The White House said Bush spoke to Adams, whose party is the political ally of the Irish Republican Army (IRA), from Air Force One as he travelled back to Washington after spending the Thanksgiving holiday on his ranch in Crawford, Texas.
"The president expressed his support for the peace process and the agreement proposed by (British Prime Minister Tony) Blair and (Irish Prime Minister Bertie) Ahern," White House spokesman Scott McClellan said.
"The president called on Mr Adams to help provide the leadership to move this process forward," he said.
Adams said he briefed the president on his party's demands in the latest peace talks.
"Irish America, the Bush administration and the previous (US President Bill) Clinton administration have been very helpful throughout the peace process," Adams said in a statement.
Bush contacted Protestant leader Ian Paisley on Friday in an attempt to break a deadlock in the British-ruled province.
Britain and Ireland are trying to push Paisley's Democratic Unionist Party (DUP) into agreeing to share power over the province with Sinn Fein -- a previously unthinkable alliance.
Protestant unionists, who support British rule, and Catholic republicans, who want a united Ireland, are studying an Anglo-Irish peace plan to revive home rule.
London and Dublin say time is running out for an agreement and officials from all sides will meet again this week.
Adams said on Sunday he believed his Protestant rivals were ready to agree to a peace deal.
"I think he (Paisley) will do a deal," Adams told BBC Television from Belfast. "He wants to do a deal on his terms. He has to do a deal on terms that are acceptable to the rest of us," he said.
Paisley said on Friday his party needed to be assured that the IRA had put down its weapons for good.
The DUP plans to meet retired Canadian General John de Chastelain, head of an international body overseeing guerrilla disarmament, on Monday, while Paisley will meet Blair on Tuesday.
Last week Paisley raised a long list of questions about the Anglo-Irish peace plan. London has tried to answer them and Paisley will give his response on Tuesday.
Adams called again for Britain and the Irish republic to restore home rule even if the DUP rejects the deal.
"If the DUP do not come aboard ... then the governments have to press ahead," he said.

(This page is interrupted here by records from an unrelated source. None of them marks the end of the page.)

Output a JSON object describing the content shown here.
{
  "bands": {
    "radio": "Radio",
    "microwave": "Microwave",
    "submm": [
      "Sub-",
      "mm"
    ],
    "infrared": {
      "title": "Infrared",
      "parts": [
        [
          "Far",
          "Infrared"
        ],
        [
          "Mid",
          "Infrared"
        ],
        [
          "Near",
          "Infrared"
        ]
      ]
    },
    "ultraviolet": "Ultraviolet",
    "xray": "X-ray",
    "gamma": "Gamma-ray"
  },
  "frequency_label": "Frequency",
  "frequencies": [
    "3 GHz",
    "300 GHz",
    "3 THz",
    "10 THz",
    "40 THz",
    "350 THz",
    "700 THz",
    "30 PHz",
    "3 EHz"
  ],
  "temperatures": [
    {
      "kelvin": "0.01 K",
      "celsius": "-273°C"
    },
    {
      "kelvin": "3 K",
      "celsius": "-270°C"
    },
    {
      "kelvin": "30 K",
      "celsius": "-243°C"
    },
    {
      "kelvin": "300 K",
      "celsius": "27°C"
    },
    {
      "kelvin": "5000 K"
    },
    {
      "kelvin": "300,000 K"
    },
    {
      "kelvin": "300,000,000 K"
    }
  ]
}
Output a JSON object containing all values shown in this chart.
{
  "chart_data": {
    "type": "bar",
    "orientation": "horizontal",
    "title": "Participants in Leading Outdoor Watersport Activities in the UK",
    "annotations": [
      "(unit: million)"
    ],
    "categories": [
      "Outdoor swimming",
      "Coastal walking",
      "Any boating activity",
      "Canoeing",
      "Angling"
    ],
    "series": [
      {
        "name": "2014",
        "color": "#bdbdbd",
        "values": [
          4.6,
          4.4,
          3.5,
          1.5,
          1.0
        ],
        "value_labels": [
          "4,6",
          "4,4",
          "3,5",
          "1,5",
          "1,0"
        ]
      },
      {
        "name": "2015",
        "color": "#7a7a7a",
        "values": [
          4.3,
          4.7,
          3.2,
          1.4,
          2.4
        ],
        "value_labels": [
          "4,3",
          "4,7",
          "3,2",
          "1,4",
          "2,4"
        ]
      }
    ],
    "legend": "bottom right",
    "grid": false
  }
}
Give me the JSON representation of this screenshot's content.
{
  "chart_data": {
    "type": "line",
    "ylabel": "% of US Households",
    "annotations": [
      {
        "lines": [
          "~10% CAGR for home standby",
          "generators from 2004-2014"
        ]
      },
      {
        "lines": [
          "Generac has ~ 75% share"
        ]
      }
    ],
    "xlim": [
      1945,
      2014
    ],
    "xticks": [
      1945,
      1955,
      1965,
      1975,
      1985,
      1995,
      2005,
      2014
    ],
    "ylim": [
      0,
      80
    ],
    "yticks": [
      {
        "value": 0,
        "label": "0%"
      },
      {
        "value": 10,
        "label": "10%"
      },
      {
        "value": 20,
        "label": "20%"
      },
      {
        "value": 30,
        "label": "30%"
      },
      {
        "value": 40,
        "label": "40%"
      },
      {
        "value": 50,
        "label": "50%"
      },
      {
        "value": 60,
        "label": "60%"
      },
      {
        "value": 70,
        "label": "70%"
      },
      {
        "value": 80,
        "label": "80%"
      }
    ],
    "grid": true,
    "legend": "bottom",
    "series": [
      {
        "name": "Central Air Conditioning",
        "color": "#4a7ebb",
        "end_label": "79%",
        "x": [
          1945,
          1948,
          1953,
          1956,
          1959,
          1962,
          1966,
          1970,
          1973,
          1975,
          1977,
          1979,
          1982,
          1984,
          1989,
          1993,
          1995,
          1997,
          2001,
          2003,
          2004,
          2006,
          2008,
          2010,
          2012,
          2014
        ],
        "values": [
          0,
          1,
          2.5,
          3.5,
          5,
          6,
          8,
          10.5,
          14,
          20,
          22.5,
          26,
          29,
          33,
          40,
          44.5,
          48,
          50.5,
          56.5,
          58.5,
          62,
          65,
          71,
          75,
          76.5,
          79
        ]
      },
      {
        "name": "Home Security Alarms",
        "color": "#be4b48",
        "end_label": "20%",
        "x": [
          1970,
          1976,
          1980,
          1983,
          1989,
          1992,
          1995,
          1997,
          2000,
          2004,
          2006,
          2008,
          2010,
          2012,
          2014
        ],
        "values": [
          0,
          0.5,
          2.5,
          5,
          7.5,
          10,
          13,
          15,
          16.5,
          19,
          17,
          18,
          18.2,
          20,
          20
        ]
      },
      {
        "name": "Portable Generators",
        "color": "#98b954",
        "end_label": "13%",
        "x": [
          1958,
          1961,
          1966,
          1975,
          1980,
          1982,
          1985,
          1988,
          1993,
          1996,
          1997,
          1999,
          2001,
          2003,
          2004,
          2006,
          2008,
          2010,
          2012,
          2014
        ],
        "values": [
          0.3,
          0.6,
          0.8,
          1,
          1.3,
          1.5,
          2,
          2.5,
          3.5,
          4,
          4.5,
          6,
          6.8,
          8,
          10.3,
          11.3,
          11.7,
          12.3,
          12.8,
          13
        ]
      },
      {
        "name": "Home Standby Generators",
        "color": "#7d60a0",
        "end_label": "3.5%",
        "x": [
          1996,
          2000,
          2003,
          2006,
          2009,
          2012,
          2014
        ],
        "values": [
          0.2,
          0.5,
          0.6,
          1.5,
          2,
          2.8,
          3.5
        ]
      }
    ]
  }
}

Power sharing was set up under the 1998 Good Friday peace accord, which tried to end a three-decade political and sectarian conflict which cost more than 3600 lives.
Bush has not carried on Clinton's enthusiastic engagement in Northern Ireland, but the US has played a low-key role in efforts to keep the process on track.
Bush said on Friday he intervened to try to get Paisley's and Adams' parties to the table to get an agreement.
Violence has largely stopped in Northern Ireland but political stability has been elusive, with the vexed issue of the IRA and its guns dogging efforts to sustain power sharing.
Britain suspended home rule in October 2002 after allegations of IRA spying caused a final breakdown of trust.